Council members Tommy Wells (D-Ward 6) and Harry Thomas (D-Ward 5) pushed for an amendment that would have allowed for the public release of a juvenile's identity only after convictions for two major crimes.

Wells, backed by council member Phil Mendelson (D-At Large), argued that the legislation would stigmatize a young offender for life, making it difficult to find a job or get accepted into college.

Wells cited statistics that show 94 percent of youth offenders live out the rest of their lives without being convicted of another crime. He also said he worried that teenagers arrested for relatively minor offense - such as throwing snowballs or kicking a rock at someone - could be susceptible to charges of assault with a deadly weapon and subsequently identified.

Wells's amendment was defeated by a vote of 9 to 4. Council Chairman Vincent C. Gray (D), the presumptive next mayor, joined the majority in voting down the amendment.

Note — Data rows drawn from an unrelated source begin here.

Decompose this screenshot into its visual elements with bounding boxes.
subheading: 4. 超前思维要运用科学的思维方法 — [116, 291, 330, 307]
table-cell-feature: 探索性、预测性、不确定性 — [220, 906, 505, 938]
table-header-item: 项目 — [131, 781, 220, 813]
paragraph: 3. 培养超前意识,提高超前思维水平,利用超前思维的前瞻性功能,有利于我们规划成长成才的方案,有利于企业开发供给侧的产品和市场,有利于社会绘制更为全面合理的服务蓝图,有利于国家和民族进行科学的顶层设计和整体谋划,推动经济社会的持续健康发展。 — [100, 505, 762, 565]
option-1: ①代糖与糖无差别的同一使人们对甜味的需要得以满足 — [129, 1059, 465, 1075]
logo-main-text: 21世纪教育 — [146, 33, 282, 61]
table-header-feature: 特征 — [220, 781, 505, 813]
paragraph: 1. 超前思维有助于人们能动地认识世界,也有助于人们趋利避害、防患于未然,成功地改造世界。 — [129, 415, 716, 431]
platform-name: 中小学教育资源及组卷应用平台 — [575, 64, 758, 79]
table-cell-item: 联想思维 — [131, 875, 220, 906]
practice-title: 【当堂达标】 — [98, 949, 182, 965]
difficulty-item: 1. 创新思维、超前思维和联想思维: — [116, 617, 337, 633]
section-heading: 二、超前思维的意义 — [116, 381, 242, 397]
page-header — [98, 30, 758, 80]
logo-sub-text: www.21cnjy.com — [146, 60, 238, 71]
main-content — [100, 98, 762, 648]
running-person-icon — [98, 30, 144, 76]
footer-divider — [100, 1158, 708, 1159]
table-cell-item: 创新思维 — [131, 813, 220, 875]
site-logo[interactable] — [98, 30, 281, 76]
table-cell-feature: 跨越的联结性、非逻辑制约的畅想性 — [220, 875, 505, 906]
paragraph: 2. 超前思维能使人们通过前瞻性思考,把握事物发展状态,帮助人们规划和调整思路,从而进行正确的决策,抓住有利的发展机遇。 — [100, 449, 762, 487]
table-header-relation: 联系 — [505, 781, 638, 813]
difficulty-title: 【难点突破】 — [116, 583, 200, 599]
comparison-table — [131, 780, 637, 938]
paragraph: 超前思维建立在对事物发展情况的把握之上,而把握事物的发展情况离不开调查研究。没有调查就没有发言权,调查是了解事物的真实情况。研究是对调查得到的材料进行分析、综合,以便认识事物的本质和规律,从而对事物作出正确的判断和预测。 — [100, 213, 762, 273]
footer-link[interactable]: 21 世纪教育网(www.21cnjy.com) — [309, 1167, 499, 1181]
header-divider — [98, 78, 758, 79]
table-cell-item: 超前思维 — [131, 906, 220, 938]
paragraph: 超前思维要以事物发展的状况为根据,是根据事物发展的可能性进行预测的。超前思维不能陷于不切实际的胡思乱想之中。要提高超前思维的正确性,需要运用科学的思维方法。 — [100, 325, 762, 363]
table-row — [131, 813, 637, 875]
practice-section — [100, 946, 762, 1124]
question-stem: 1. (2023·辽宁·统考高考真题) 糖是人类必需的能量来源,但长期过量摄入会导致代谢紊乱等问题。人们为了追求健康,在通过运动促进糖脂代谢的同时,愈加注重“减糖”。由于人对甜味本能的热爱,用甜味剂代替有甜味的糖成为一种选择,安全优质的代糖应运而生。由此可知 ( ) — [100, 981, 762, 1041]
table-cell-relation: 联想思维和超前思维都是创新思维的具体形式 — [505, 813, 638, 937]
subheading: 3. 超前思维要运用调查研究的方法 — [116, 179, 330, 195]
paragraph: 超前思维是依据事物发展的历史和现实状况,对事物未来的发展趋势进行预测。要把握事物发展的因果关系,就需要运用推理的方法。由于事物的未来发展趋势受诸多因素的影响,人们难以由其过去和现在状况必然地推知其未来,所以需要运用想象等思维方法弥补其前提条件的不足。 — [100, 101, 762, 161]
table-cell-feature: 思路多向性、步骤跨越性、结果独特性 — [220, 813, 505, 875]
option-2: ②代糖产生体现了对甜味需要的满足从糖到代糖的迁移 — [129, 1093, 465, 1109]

Although he preferred Wells's proposal, Mendelson said the bill as approved will make it easier for police to interact with residents about neighborhood crime.

"It means government officials . . . can't stand before a community group and say, 'I can't talk about that person,' " Mendelson said. "It's one of the things that happens now. Everyone knows Johnny . . . has a long conviction and arrest record, but they will not even admit who Johnny is."

But Matthew Fraidin, a professor at the School of Law at the University of the District of Columia, said the bill "demonizes kids" while continuing to shield the public from how the courts and DYRS oversee youth offenders.

"It's just pandering to the public without actually protecting and certainly without shining light on how DYRS is making its decisions," Fraidin said.